Allah; “yahudileri, hristiyanları ve müşrikleri dost yâni
veli edinmeyin” diyor. Bu, “onların belirleyiciliğini kabûl etmeyin, onların
beşerî sistemlerine, düşüncelerine, ideolojilerine ve sapkın yollarına uymayın
ve yörüngelerine girmeyin” demektir. Yoksa onlar belki komşunuz olabilir, iş
arkadaşınız olabilir yada vatandaşınız olabilir. Müslümanlar, zamânında
İspanya’dan kovulan yahudilere, Dünyâ’da hiç kimse kabûl etmezken kucak
açmıştır.

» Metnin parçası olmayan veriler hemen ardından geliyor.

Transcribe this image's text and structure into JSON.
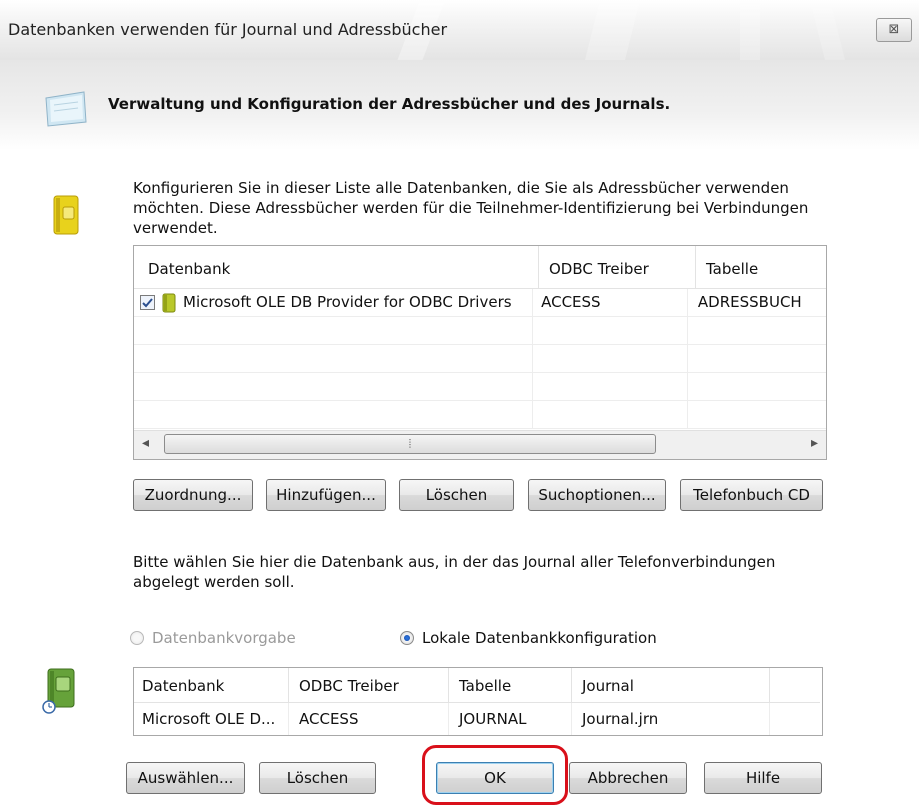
{
  "window": {
    "title": "Datenbanken verwenden für Journal und Adressbücher",
    "close_glyph": "⊠"
  },
  "header": {
    "title": "Verwaltung und Konfiguration der Adressbücher und des Journals.",
    "icon": "notebook-icon"
  },
  "addressbooks": {
    "icon": "yellow-book-icon",
    "intro_lines": [
      "Konfigurieren Sie in dieser Liste alle Datenbanken, die Sie als Adressbücher verwenden",
      "möchten. Diese Adressbücher werden für die Teilnehmer-Identifizierung bei Verbindungen",
      "verwendet."
    ],
    "columns": [
      "Datenbank",
      "ODBC Treiber",
      "Tabelle"
    ],
    "rows": [
      {
        "checked": true,
        "icon": "green-book-icon",
        "cells": [
          "Microsoft OLE DB Provider for ODBC Drivers",
          "ACCESS",
          "ADRESSBUCH"
        ]
      }
    ],
    "scroll_left_glyph": "◂",
    "scroll_right_glyph": "▸",
    "scroll_thumb_glyph": "⦙",
    "buttons": [
      "Zuordnung...",
      "Hinzufügen...",
      "Löschen",
      "Suchoptionen...",
      "Telefonbuch CD"
    ]
  },
  "journal": {
    "icon": "green-journal-icon",
    "intro_lines": [
      "Bitte wählen Sie hier die Datenbank aus, in der das Journal aller Telefonverbindungen",
      "abgelegt werden soll."
    ],
    "radio_default": {
      "label": "Datenbankvorgabe",
      "checked": false,
      "disabled": true
    },
    "radio_local": {
      "label": "Lokale Datenbankkonfiguration",
      "checked": true,
      "disabled": false
    },
    "columns": [
      "Datenbank",
      "ODBC Treiber",
      "Tabelle",
      "Journal"
    ],
    "rows": [
      {
        "cells": [
          "Microsoft OLE D...",
          "ACCESS",
          "JOURNAL",
          "Journal.jrn"
        ]
      }
    ]
  },
  "footer": {
    "buttons": [
      "Auswählen...",
      "Löschen",
      "OK",
      "Abbrechen",
      "Hilfe"
    ],
    "highlight_color": "#d9101a"
  }
}
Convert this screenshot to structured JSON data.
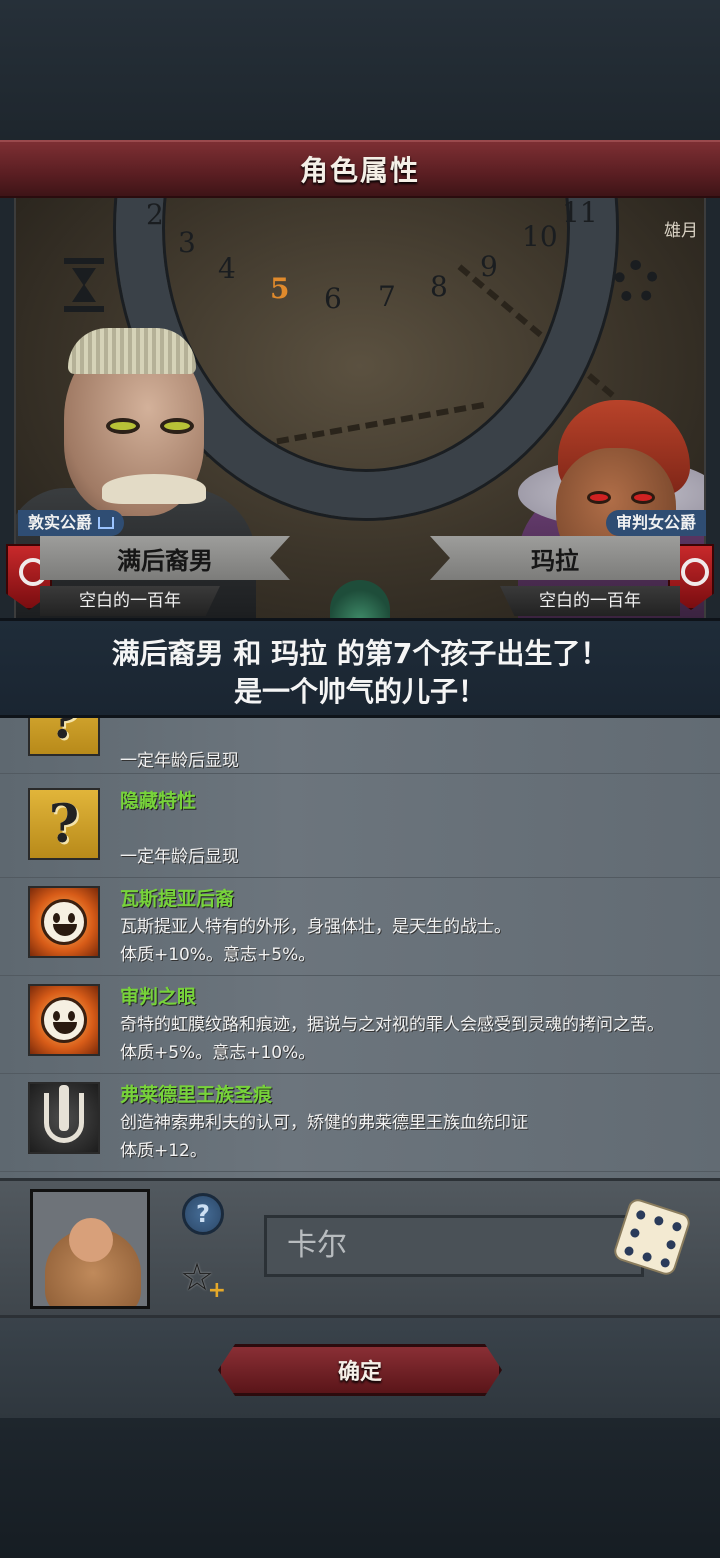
{
  "header": {
    "title": "角色属性"
  },
  "scene": {
    "timeline_numbers": [
      "2",
      "3",
      "4",
      "5",
      "6",
      "7",
      "8",
      "9",
      "10",
      "11"
    ],
    "active_number": "5",
    "corner_text": "雄月"
  },
  "father": {
    "rank": "敦实公爵",
    "name": "满后裔男",
    "era": "空白的一百年"
  },
  "mother": {
    "rank": "审判女公爵",
    "name": "玛拉",
    "era": "空白的一百年"
  },
  "announcement": {
    "line1": "满后裔男 和 玛拉 的第7个孩子出生了！",
    "line2": "是一个帅气的儿子！"
  },
  "traits": [
    {
      "name": "",
      "desc1": "一定年龄后显现",
      "desc2": ""
    },
    {
      "name": "隐藏特性",
      "desc1": "一定年龄后显现",
      "desc2": ""
    },
    {
      "name": "瓦斯提亚后裔",
      "desc1": "瓦斯提亚人特有的外形，身强体壮，是天生的战士。",
      "desc2": "体质+10%。意志+5%。"
    },
    {
      "name": "审判之眼",
      "desc1": "奇特的虹膜纹路和痕迹，据说与之对视的罪人会感受到灵魂的拷问之苦。",
      "desc2": "体质+5%。意志+10%。"
    },
    {
      "name": "弗莱德里王族圣痕",
      "desc1": "创造神索弗利夫的认可，矫健的弗莱德里王族血统印证",
      "desc2": "体质+12。"
    }
  ],
  "child": {
    "name_input": "卡尔",
    "help_label": "?"
  },
  "footer": {
    "confirm_label": "确定"
  },
  "colors": {
    "title_bar": "#7d2f33",
    "trait_name": "#77d33a",
    "rank_tag": "#2f4d73"
  }
}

Ehl-i kitapla yüzyıllarca sorunsuz bir şekilde iyi geçinmiş ve
yaşayıp gitmiştir. Bu niyet bâkîdir. Fakat onlarla olan mesâfenin korunması
isteniyor. Çünkü İslâm hâkimdir ve bu hâkimiyeti kabûl etmeyenlerle içli-dışlı
dost olmak sırıtır.
“İslâm barış dînidir” sözünü öne sürerek, insanı ne
yaparsa-yapsın hoş görmek diye bir şey yoktur. Barış varsa savaş da vardır, suç
varsa cezâ da vardır, yaşatmak varsa öldürmek de vardır. “İrtidât edeni
öldürmek” bile sanıldığı gibi değildir. İslâm’da hiç kimse zorla İslâm’a
sokulamadığı gibi, eğer İslâm’ı bir
türlü benimseyemediyse zorla İslâm’da tutulamaz. Fakat irtidât bu kadar basit
bir olay değildir ki!. İslâm sâdece inanç değildir. Sâdece iç-âlemlerin neşesi
değildir. İslâm iç-âlemlerden sonra dış-âleme de hayâtın her alanında hâkim
olmak için indirilmiş bir din’dir. Bu nedenle İslâm’ın sosyâl, kültürel,
toplumsal, âilevî, ekonomik, kânûnî, hukûkî, askerî ve siyâsî yönü de vardır.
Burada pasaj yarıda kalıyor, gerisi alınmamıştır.